A gay couple who was denied a marriage license in Denver County Friday says it is an important lesson in civil rights for their sons.
Randy Burgess and Steve Grauberger arrived at the clerk and recorders office less than an hour after the state Supreme Court ordered the county to stop issuing the licenses as long as Colorado's ban on gay marriage is still in place.
Denver issued 108 marriage licenses before the Court ordered them to stop.
“(Our kids) still get to figure out this is discrimination that’s going on here,” Randy Burgess told sister station KCNC. “So I think it’s fantastic they get to learn that that’s what’s going on.”

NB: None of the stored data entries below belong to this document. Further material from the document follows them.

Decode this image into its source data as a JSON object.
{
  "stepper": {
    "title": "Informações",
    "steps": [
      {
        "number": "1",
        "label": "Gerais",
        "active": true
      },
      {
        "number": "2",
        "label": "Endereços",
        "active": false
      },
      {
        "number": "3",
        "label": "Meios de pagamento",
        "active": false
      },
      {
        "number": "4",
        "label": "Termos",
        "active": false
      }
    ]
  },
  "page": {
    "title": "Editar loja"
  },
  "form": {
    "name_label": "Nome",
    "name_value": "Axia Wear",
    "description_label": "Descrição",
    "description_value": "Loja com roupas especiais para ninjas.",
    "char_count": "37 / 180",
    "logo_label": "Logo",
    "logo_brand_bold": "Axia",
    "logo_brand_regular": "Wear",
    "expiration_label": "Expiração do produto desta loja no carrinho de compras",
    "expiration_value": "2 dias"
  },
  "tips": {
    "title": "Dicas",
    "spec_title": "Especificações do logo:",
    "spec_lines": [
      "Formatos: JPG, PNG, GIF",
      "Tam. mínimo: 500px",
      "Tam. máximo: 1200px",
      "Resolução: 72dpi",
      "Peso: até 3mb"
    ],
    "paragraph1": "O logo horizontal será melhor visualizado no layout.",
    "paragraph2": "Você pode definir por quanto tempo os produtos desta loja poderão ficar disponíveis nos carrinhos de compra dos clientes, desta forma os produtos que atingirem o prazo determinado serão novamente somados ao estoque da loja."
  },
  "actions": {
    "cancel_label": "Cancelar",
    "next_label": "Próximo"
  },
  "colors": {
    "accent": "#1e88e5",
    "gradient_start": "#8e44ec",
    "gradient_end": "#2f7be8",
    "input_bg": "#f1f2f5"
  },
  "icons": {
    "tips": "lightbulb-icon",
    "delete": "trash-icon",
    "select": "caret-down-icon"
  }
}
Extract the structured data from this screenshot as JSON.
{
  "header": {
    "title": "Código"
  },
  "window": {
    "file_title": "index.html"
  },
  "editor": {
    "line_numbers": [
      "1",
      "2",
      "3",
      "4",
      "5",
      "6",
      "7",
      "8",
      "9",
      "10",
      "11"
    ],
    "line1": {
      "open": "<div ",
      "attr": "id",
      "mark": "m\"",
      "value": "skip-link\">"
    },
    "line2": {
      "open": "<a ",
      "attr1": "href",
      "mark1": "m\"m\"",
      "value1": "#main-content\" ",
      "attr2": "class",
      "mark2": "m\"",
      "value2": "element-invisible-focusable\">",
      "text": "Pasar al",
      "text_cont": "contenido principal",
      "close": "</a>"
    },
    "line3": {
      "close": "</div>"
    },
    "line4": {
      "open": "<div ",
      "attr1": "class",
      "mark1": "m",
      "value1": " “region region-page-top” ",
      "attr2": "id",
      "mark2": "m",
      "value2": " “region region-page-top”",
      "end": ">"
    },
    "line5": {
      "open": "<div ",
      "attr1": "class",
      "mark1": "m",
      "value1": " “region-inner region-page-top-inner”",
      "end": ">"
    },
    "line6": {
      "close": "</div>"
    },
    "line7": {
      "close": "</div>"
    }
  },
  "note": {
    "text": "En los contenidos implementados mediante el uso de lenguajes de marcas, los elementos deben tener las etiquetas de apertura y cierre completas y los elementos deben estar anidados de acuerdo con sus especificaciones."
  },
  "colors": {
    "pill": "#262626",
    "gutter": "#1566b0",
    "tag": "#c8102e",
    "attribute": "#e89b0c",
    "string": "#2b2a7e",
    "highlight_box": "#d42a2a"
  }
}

The ruling was in response to an appeal from Attorney General John Suthers, who had been unable to persuade lower courts to stop clerks in Boulder and Denver from distributing the documents. The ruling is specifically aimed at Denver and Adams counties because they were part of the same lawsuit.
Boulder and Pueblo counties have both said they will keep handing out the licenses. [Note: A few days after this report, Pueblo County "reluctantly" stopped handing out licenses.]
"My original decision was based on the 20, now 24 rulings all saying that our law in the state of Colorado is unconstitutional, so that's what my original decision was based on," Pueblo County Clerk and Recorder Gilbert Ortiz told 11 News.
Gay marriages began in June after a Denver-based federal appeals court ruled that states couldn't ban gay marriage. But the court stayed that ruling pending appeal.
Suthers is also asking the state Supreme Court to rule on the constitutionality of Colorado's gay marriage ban. A lower court judge found that law unconstitutional but also stayed his ruling until the high court reviewed it.